It’s been a bumpy ride for cryptocurrency investors for a number of weeks, and now, some of the popular and widely used digital coins like Bitcoin and Ethereum are substantially down from where they were just a month prior.
Volatility is a part of the cryptocurrency market and a lot of seasoned investors have gone through it. For example, the stock market has had its fair share of ups and downs throughout the years, and the cryptocurrency market, even more so.
But the question is if the latest crypto crash should lead to a change in the strategy or one should stick to their course as a cryptocurrency investor.
Just as stocks have the tendency to crash when negative news come out, same is the case with cryptocurrency values that experience a downfall whenever there is a slight bit of negative press. Last week, China’s central bank furthered its crackdown on cryptocurrency mining, which sent the value of digital coins on a downward spiral, to the point where Bitcoin had actually wiped out its 2021 gains.
But while a cryptocurrency crash can be worrying the same way a stock market crash can be, it is not a first-time occurrence. Cryptocurrency crashes happen very often and digital coins have regained their position many times over, just as stocks have recovered in their own right.
As such, you don’t necessarily need to change your investing strategy unless you come to the realization that digital currencies are too volatile given your personal risk tolerance (and to be clear, there’s nothing wrong with acknowledging that you don’t have the stomach for them). But what you should do is take steps to make sure a short-term cryptocurrency crash doesn’t hurt you.

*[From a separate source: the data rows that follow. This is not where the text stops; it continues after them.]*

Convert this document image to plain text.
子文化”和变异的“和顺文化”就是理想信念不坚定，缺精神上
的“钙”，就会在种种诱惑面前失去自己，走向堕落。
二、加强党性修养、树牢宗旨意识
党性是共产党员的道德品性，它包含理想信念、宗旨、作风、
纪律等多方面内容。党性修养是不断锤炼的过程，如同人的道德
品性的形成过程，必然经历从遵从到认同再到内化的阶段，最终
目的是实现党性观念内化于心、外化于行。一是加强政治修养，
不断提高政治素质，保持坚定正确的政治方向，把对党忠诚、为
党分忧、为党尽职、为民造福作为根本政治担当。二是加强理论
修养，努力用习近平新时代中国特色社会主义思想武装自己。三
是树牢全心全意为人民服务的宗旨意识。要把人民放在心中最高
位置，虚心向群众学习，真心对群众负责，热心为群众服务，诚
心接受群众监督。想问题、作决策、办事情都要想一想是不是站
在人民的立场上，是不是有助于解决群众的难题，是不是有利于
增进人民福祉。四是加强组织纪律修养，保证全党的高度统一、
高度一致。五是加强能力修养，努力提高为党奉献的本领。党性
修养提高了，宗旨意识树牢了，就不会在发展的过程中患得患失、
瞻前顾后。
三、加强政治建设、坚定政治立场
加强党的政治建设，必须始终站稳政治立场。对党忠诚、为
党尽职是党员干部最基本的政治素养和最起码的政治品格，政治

For the most part, this really means having a safe amount of cash reserves handy for emergencies. If you make a point to stock away three to six months’ worth of living expenses in the bank, you’ll put yourself in a much better position to ride out future cryptocurrency crashes. That way, if you end up needing money in a pinch, you won’t have to sell the cryptocurrencies you hold – potentially at a loss – to get it.
With that being said, a new cryptocurrency investor should know that digital coins can be way more volatile that stocks and for that reason, it is advisable to invest a small portion of assets in the market while starting out. A good way to go about this is to assume that one will lose all of their money.
Obviously, no one wants that, and that may not happen at all. But just adopting that mindset will keep one on the right track and help in making more informed choices. It will also keep one prepared to deal with stress, in case of a massive crypto crash.
If you arm yourself with enough money in the bank, a crypto crash like the one that happened this past week shouldn’t be something to lose sleep over.